Of course, like many a ‘normal’ person before me, I think ‘hippy’, and then I immediately think ‘yes, but’. Yes, it’s a lovely idea, but a tad naïve, surely? Yes, it’s all well and good to dream of dropping out of society, but, surely, we modern women (and, though they’re ahead of us, men) should make like Sheryl Sandberg, and lean in? Yes, it would be nice to spend all day dancing around barefoot, spreading peace and love, but how will the world progress if we’re all away with the fairies?
Wikipedia seems to agree. A hippy (or ‘hippie’ – there is some predictably first-world pickiness about the spelling) is ‘a member of a liberal counterculture; originally a youth movement that started in the United States and United Kingdom during the mid-1960s and spread to other countries around the world’.
The terms say it all, really. Liberal. Counterculture. 1960s. All concepts we equate with a certain state of mind. It wasn’t hippies who got us on the moon, created the internet, wiped out smallpox. It really does have a powerful whiff of well-intentioned lassitude about it, doesn’t it?
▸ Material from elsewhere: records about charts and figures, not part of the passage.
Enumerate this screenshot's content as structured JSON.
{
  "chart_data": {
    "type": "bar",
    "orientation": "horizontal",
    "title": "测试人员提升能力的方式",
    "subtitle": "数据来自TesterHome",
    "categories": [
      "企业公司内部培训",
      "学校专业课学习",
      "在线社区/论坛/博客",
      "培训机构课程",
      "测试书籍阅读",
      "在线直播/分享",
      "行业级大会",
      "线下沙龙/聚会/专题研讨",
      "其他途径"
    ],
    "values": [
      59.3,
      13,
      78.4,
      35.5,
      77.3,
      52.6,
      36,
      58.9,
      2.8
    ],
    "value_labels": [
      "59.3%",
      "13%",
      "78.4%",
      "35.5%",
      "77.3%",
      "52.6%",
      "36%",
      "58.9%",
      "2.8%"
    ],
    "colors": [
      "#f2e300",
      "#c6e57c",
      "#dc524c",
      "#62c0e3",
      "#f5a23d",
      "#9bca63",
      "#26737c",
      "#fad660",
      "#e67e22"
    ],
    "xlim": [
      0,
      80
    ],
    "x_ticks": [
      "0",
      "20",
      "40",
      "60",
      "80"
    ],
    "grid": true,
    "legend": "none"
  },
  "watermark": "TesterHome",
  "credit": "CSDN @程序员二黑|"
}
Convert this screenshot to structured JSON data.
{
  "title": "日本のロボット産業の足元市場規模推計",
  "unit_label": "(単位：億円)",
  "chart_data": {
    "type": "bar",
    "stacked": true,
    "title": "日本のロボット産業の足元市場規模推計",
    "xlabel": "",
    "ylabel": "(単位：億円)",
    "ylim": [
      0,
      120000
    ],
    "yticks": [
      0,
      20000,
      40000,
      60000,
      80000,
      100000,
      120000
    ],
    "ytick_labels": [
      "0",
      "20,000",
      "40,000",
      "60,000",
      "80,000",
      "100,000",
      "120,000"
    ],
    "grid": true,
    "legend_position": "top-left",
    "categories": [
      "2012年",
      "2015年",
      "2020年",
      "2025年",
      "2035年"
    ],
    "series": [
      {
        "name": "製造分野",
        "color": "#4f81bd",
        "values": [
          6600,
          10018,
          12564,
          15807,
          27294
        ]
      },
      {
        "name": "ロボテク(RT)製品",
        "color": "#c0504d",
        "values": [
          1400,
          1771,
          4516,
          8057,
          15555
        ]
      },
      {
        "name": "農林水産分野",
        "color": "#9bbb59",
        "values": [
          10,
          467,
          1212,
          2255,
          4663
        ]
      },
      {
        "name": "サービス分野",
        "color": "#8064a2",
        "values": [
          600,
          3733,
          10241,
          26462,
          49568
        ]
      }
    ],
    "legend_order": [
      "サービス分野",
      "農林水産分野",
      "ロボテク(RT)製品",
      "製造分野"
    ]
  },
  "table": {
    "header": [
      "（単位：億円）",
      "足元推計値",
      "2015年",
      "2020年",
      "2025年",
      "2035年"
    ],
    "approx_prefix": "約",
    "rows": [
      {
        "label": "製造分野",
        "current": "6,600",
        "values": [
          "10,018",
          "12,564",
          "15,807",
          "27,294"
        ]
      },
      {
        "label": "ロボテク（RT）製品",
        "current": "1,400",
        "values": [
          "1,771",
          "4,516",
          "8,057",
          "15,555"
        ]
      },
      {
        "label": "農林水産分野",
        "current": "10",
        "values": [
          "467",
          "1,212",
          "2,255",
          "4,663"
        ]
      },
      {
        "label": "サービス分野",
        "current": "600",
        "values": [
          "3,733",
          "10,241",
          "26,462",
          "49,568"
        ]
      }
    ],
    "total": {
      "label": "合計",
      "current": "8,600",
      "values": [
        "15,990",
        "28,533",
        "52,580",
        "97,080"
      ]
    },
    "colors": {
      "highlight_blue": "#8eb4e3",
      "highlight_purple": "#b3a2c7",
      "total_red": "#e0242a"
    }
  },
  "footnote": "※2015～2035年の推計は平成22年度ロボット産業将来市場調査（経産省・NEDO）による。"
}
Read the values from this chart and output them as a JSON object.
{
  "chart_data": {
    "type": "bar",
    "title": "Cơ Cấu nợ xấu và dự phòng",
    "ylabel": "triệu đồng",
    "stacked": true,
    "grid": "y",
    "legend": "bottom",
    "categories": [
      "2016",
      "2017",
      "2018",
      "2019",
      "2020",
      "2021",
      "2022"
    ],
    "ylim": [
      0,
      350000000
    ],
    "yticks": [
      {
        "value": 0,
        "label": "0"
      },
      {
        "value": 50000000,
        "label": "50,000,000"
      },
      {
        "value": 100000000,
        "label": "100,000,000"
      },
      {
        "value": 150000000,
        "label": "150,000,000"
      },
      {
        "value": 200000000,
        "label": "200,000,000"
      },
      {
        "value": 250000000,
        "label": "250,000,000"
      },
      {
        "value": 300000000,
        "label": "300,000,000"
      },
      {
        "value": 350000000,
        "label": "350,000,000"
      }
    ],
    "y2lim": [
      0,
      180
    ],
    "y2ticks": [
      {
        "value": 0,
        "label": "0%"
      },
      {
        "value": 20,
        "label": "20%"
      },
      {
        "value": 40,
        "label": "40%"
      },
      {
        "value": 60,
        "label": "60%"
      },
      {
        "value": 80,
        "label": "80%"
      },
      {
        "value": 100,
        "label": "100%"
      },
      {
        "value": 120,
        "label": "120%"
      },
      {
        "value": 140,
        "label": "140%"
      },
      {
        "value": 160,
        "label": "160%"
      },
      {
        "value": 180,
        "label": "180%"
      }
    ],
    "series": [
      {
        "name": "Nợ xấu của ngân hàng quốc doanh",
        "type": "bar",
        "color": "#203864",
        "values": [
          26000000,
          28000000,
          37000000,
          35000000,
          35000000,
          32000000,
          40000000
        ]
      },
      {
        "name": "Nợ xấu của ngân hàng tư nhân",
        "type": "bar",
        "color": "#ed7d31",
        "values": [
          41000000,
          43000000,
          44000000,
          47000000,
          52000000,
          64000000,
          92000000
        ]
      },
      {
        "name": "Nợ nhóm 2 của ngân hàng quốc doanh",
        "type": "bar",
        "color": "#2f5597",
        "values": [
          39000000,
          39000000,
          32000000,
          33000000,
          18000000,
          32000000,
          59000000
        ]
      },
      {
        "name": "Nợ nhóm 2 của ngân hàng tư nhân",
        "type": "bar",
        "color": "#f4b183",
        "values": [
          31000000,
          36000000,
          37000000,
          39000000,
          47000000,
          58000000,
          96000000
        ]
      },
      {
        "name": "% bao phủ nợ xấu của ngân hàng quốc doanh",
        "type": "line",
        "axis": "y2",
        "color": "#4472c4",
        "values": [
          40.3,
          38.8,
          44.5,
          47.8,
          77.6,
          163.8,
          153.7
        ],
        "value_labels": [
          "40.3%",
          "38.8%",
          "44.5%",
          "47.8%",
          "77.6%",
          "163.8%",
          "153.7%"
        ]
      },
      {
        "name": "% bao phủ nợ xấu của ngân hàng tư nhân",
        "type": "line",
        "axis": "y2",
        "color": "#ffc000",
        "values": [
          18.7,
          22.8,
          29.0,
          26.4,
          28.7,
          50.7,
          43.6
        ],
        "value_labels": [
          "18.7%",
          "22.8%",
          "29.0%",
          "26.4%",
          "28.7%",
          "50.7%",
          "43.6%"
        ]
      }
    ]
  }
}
And my personal experience would seem to confirm it. I last encountered hippies in any number back in 2011, on an ill-conceived day out to the fabled ‘hippy market’ in Ibiza. After a tedious boat trip (we’d boarded the wrong one, and found ourselves using the local hop-on hop-off round-the-whole-frigging-island service) we found ourselves in an initially like-minded, but increasingly sweaty and irritable throng, shuffling round a down-at-heel, Disneyesque encampment – which smelled of cynicism – and where mostly off-their-face or raddled people sold a variety of ‘must-have’ souvenirs – really lovely, really innovative, really artistic, creative items, such as batik wall-hangings, dream-catchers, handcrafted thong-and-bead-based jewellery, incense burners, basketware, and intricately painted glass – that NO WAY IN THE WORLD you could get anywhere else.
Not.
So it’s clear to me that ‘being a hippy’ has, in the intervening decades, become the antithesis of cool and aspirational.
But then I thought a little more about what ‘counterculture’ really means, particularly as it pertains to performing arts festivals such as Glastonbury, beyond the usual tropes of muddy excess and composting loos.
And, you know what? I find it’s actually all rather lovely. And since I’m busy prepping for it, I even made a list.
It means simple pleasures. Not overcomplicating anything – and I mean anything. Simple food. Simple living-space. Simple clothing. Simple rituals. Simple comforts, like laughter and hugs.
It means accepting a degree of hardship can be good for the soul. Putting a five-person tent up – and down. In the rain. As a rookie. As a team. I hear businesses pay good money to have their executives do that.
It means novelty. (As opposed to novelties, such as dream-catcher earrings.) The rejuvenating business of doing and trying things you haven’t done or tried before.
It means singing. Lots of that. But not just random, thoughtless singing. Thoughtful singing, with other people, sharing words you all know.
It means appreciating natural rhythms like sunrise and sunset.
It means fire – that thing that gave humans the winning ticket. Both making it – at Glastonbury, incredibly, you can do that – and sitting round it till dawn, fully appreciative of our collective good fortune.
It means strangers. But in the sense that they’re not seen as strangers. Expecting the overwhelming majority of your fellow humans to be a) decent and b) just like you.
It means stoicism. Equanimity in the face of minor inconveniences. Of which I don’t doubt there will be many.
It does mean peace and love. The first in your soul, as you sit in your wellies, saying, ‘wow, isn’t this amazing!’ for the zillionth time that day. And the second for the mass of unwashed humanity around you. Because, in life, isn’t that (hypothetically, at least) the best way to proceed?